1)を選ぶなら、つまり、「断固たる将来の夢があり、それは大学で学ぶ学問とは全く関係が」ないのなら、すぐに大学を辞めるべきです。もし、学費が自己負担だったら、あなたはとっくに大学を退学しているのではありませんか?
学問は、自分が本当にそれを必要だと思ったらやり直せばよいのです。今、学費を無駄にしていることは、親不孝ではないですか?
2)を選ぶなら、自分自身のことを我慢しても、親の気持ちを尊重して親孝行するのだというつもりで、万が一にも留年などせずに要領よく卒業することです。しかし、こちらを選ぶと、あなたの「断固たる将来の夢」をあなたの親御さんが認めてくれない限り、この先どこかで親御さんの意向に反する行為に出るか、親御さんを説得するというしんどいことをしなければならないのは同じです。さもなければ一生親の期待に応え続ける孝行息子でいることに、自分の人生の意義を見いださなければなりません。
3)は、不可能とまでは言わないまでも、それなりに無理を重ねないと難しい方向です。具体的なことは、あなたの残単、基礎学力や要領の良さ、友人関係などがわからないので何ともいいにくいですが、これまでこうした方向で行こうとした先輩方の多くはそれを貫徹できませんでした。
つまり、
1)は親と対立してでも独立して自己責任で生きるということ
2)は親を大事にして家族の一員として生きるということ
3)は要領よく立ち回る術を駆使して生きるということ
になります。
どれを選ぶかは自分の人生ですから、自分で選んでください。もちろん、それぞれに伴うリスクは自己責任で引き受けてください。

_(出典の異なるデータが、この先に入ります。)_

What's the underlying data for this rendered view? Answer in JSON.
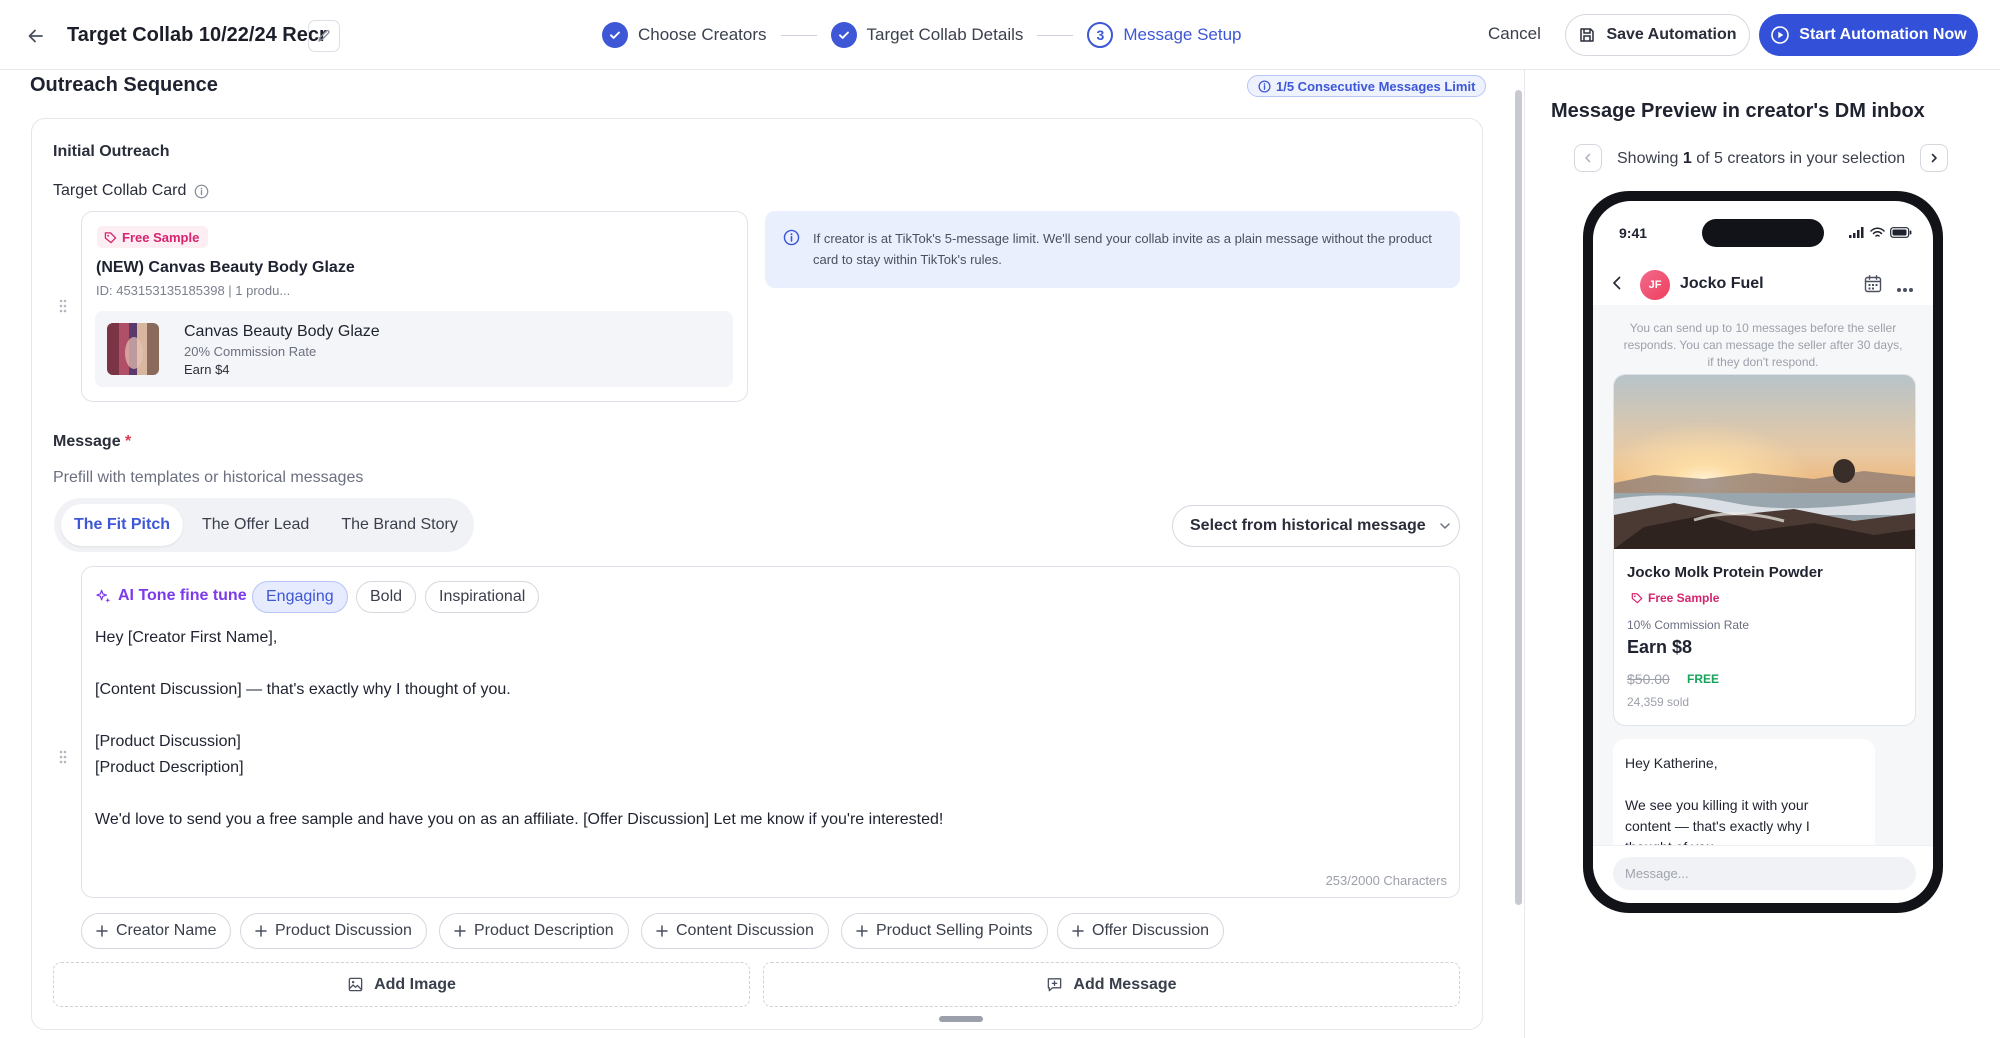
{
  "header": {
    "title": "Target Collab 10/22/24 Recr",
    "steps": [
      {
        "label": "Choose Creators"
      },
      {
        "label": "Target Collab Details"
      },
      {
        "label": "Message Setup",
        "number": "3"
      }
    ],
    "cancel": "Cancel",
    "save": "Save Automation",
    "start": "Start Automation Now"
  },
  "outreach": {
    "section_title": "Outreach Sequence",
    "limit_badge": "1/5 Consecutive Messages Limit",
    "initial_label": "Initial Outreach",
    "card_label": "Target Collab Card",
    "collab_card": {
      "badge": "Free Sample",
      "title": "(NEW) Canvas Beauty Body Glaze",
      "subtitle": "ID: 453153135185398 | 1 produ...",
      "product_name": "Canvas Beauty Body Glaze",
      "commission": "20% Commission Rate",
      "earn": "Earn $4"
    },
    "info_text": "If creator is at TikTok's 5-message limit. We'll send your collab invite as a plain message without the product card to stay within TikTok's rules.",
    "message_label": "Message",
    "required_mark": "*",
    "prefill_label": "Prefill with templates or historical messages",
    "templates": [
      "The Fit Pitch",
      "The Offer Lead",
      "The Brand Story"
    ],
    "historical_select": "Select from historical message",
    "ai_label": "AI Tone fine tune",
    "tones": [
      "Engaging",
      "Bold",
      "Inspirational"
    ],
    "message_lines": [
      "Hey [Creator First Name],",
      "[Content Discussion] — that's exactly why I thought of you.",
      "[Product Discussion]",
      "[Product Description]",
      "We'd love to send you a free sample and have you on as an affiliate. [Offer Discussion] Let me know if you're interested!"
    ],
    "char_count": "253/2000 Characters",
    "variables": [
      "Creator Name",
      "Product Discussion",
      "Product Description",
      "Content Discussion",
      "Product Selling Points",
      "Offer Discussion"
    ],
    "add_image": "Add Image",
    "add_message": "Add Message"
  },
  "preview": {
    "title": "Message Preview in creator's DM inbox",
    "showing_prefix": "Showing",
    "showing_current": "1",
    "showing_suffix": "of 5 creators in your selection",
    "phone": {
      "time": "9:41",
      "avatar_initials": "JF",
      "contact_name": "Jocko Fuel",
      "system_note": "You can send up to 10 messages before the seller responds. You can message the seller after 30 days, if they don't respond.",
      "product_name": "Jocko Molk Protein Powder",
      "badge": "Free Sample",
      "commission": "10% Commission Rate",
      "earn": "Earn $8",
      "old_price": "$50.00",
      "free_label": "FREE",
      "sold": "24,359 sold",
      "bubble_greeting": "Hey Katherine,",
      "bubble_body": "We see you killing it with your content — that's exactly why I thought of you.",
      "composer_placeholder": "Message..."
    }
  },
  "colors": {
    "primary": "#3350d8",
    "accent_blue": "#3d57d6",
    "ai_purple": "#7c3aed",
    "sample_pink": "#d6246f",
    "free_green": "#17a35a",
    "required_red": "#e0364f"
  }
}
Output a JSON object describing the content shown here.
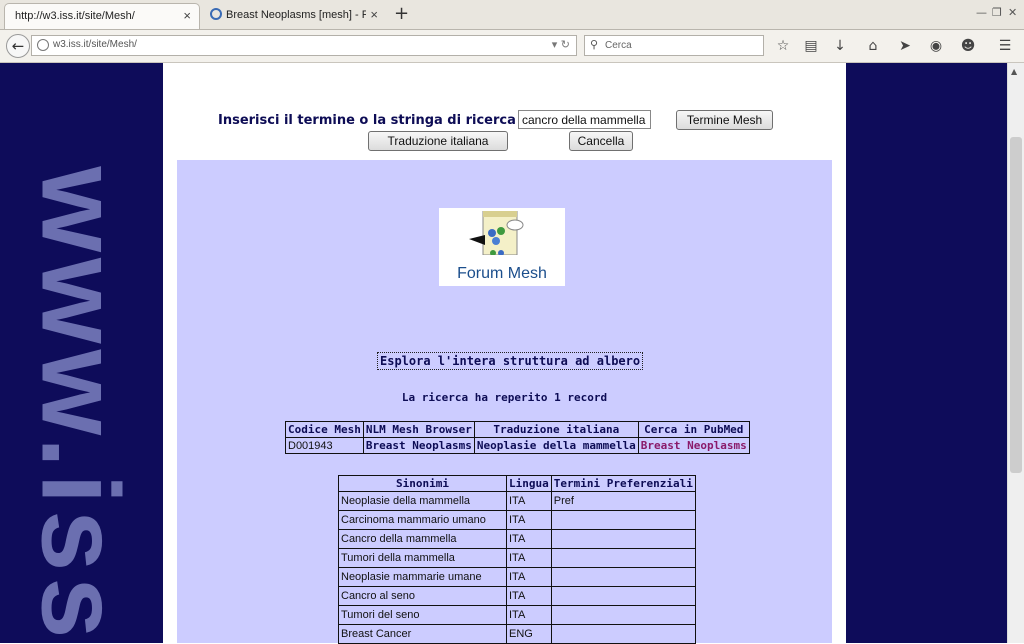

おそらく現実的に一番よいのは、あなたの「断固たる将来の夢」をあなたの親御さんが認めてくれるよう、説得し、納得してもらった上で、きちんと大学を辞めることだと思います。これであれば、もしあなたが何年か経って大学へ戻りたくなったときに、親御さんに支援してもらえる可能性が残るかもしれません。あなたの「断固たる将来の夢」が本物であれば、あなたのもっとも身近な理解者である親御さんを説得することは不可能ではないはずです。
それが上手く行かないとすれば、それは、あなたと親御さんの関係が、いつまでもそれにしがみつくべきではない状態にまで悪化してるか、あなたの「断固たる将来の夢」が他者には説得力のない儚いものだということです。もちろんそうであっても夢を追う自由があなたにはあります。
逆に、親御さんとのきちんとした話し合いを避け続け、大学は留年し続け、自分の夢も中途半端にしか成就せず、その責任を自分で引き受けずに、親御さんや大学など、自分の環境のせいだと思い込んで自分を慰めるようなことになれば、最悪です。
夢は大いに追うべきだと思います。しかし、夢を追うことにはリスクもあり、それを引き受けるのは自分自身だということさえきちんと了解していれば、もし、今の夢が上手く行かなかったとしても、その段階で前向きに次に向かって進めます。中途半端になって挫折し、他人のせいにしているようでは、その先はありませんし、そもそもそういう考えでは、できるはずのこともできなくて当然だと思います。